Nelson Pessoa n’a jamais eu besoin d’un titre pour exister. Le Brésil l’a vu naître, l’Europe l’a sacré, et les chevaux l’ont façonné. Aujourd’hui, le « sorcier brésilien » se remet d’une chute, une épaule en carafe, mais l’esprit affûté comme en 1967, et se prépare à fêter ses 90 ans, le 16 décembre. On l’a rencontré. Ou plutôt : il nous a embarqués dans son histoire, faite de transmission, de pur-sang improbables, de Jeux olympiques venus trop tôt, et d’une passion jamais tassée.

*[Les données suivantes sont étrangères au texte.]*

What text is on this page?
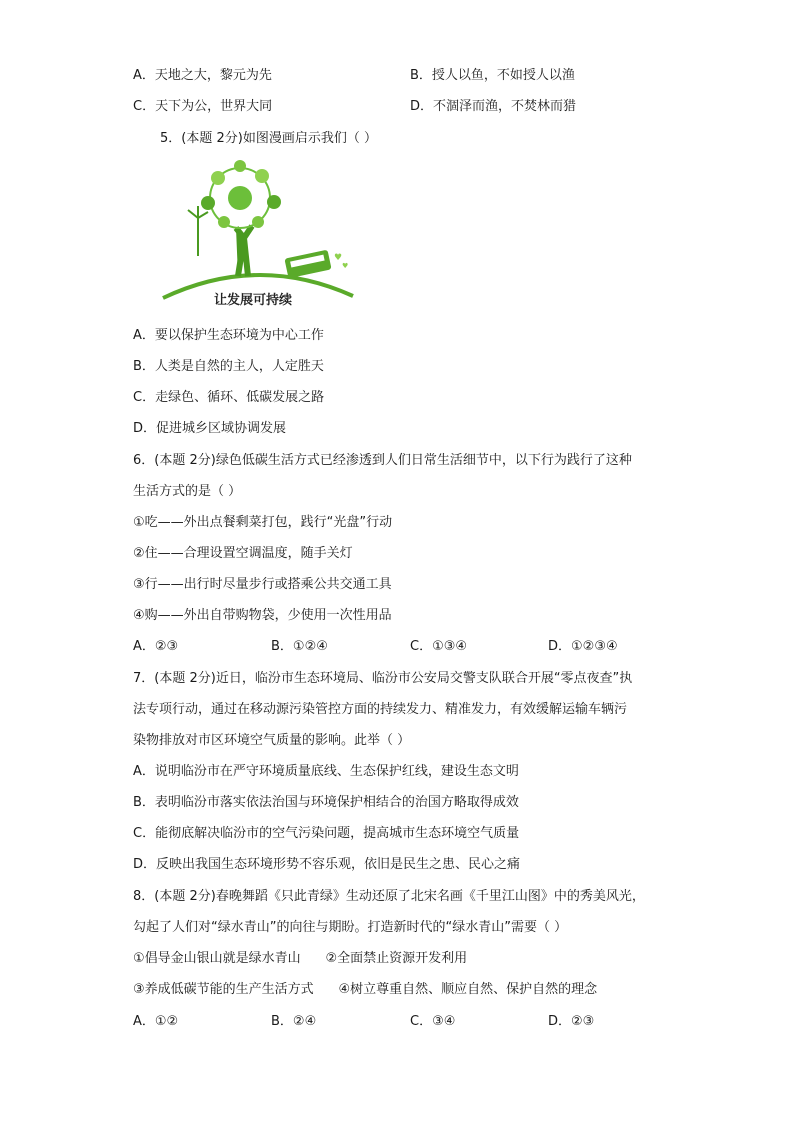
A．天地之大，黎元为先	B．授人以鱼，不如授人以渔
C．天下为公，世界大同	D．不涸泽而渔，不焚林而猎
5．(本题 2分)如图漫画启示我们（ ）
♥
♥
让发展可持续
A．要以保护生态环境为中心工作
B．人类是自然的主人，人定胜天
C．走绿色、循环、低碳发展之路
D．促进城乡区域协调发展
6．(本题 2分)绿色低碳生活方式已经渗透到人们日常生活细节中，以下行为践行了这种
生活方式的是（ ）
①吃——外出点餐剩菜打包，践行“光盘”行动
②住——合理设置空调温度，随手关灯
③行——出行时尽量步行或搭乘公共交通工具
④购——外出自带购物袋，少使用一次性用品
A．②③	B．①②④	C．①③④	D．①②③④
7．(本题 2分)近日，临汾市生态环境局、临汾市公安局交警支队联合开展“零点夜查”执
法专项行动，通过在移动源污染管控方面的持续发力、精准发力，有效缓解运输车辆污
染物排放对市区环境空气质量的影响。此举（ ）
A．说明临汾市在严守环境质量底线、生态保护红线，建设生态文明
B．表明临汾市落实依法治国与环境保护相结合的治国方略取得成效
C．能彻底解决临汾市的空气污染问题，提高城市生态环境空气质量
D．反映出我国生态环境形势不容乐观，依旧是民生之患、民心之痛
8．(本题 2分)春晚舞蹈《只此青绿》生动还原了北宋名画《千里江山图》中的秀美风光，
勾起了人们对“绿水青山”的向往与期盼。打造新时代的“绿水青山”需要（ ）
①倡导金山银山就是绿水青山      ②全面禁止资源开发利用
③养成低碳节能的生产生活方式      ④树立尊重自然、顺应自然、保护自然的理念
A．①②	B．②④	C．③④	D．②③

Les débuts : un père intraitable, un enfant effrayé
On imagine mal Nelson Pessoa terrorisé par un cheval. Pourtant, c’est par la peur que tout commence. Avant la légende, il y a un gamin, un père au caractère d’acier, et une discipline encore réservée aux militaires et aux élégants du dimanche. Le futur sorcier brésilien n’existe pas encore, c’est juste un môme qui tremble à la vue d’un cheval.
Le reste, c’est lui qui nous le raconte.
« C’est venu de mon père. Vers 35 ans, assez tardivement donc, il s’est intéressé aux chevaux et a commencé la compétition au Brésil. Moi, il a essayé de me mettre à cheval à 7-8 ans, mais j’avais peur, je ne voulais pas monter. Mon père avait une personnalité très forte. C’était quelqu’un d’assez courageux. Il avait eu deux filles avant et ne pouvait pas accepter que son premier fils ait peur. Alors, Il m’a vraiment forcé. Vaincre la peur c’est difficile. C’est quelque chose d’intérieur que vous ne pouvez pas vraiment contrôler. Surtout à cet âge là. J’ai donc traversé ça entre mes 7 et mes 9 ans. De la peur, à force de persévérance, je suis passé à un amour inconditionnel des chevaux. Et ça ne m’a jamais plus quitté… »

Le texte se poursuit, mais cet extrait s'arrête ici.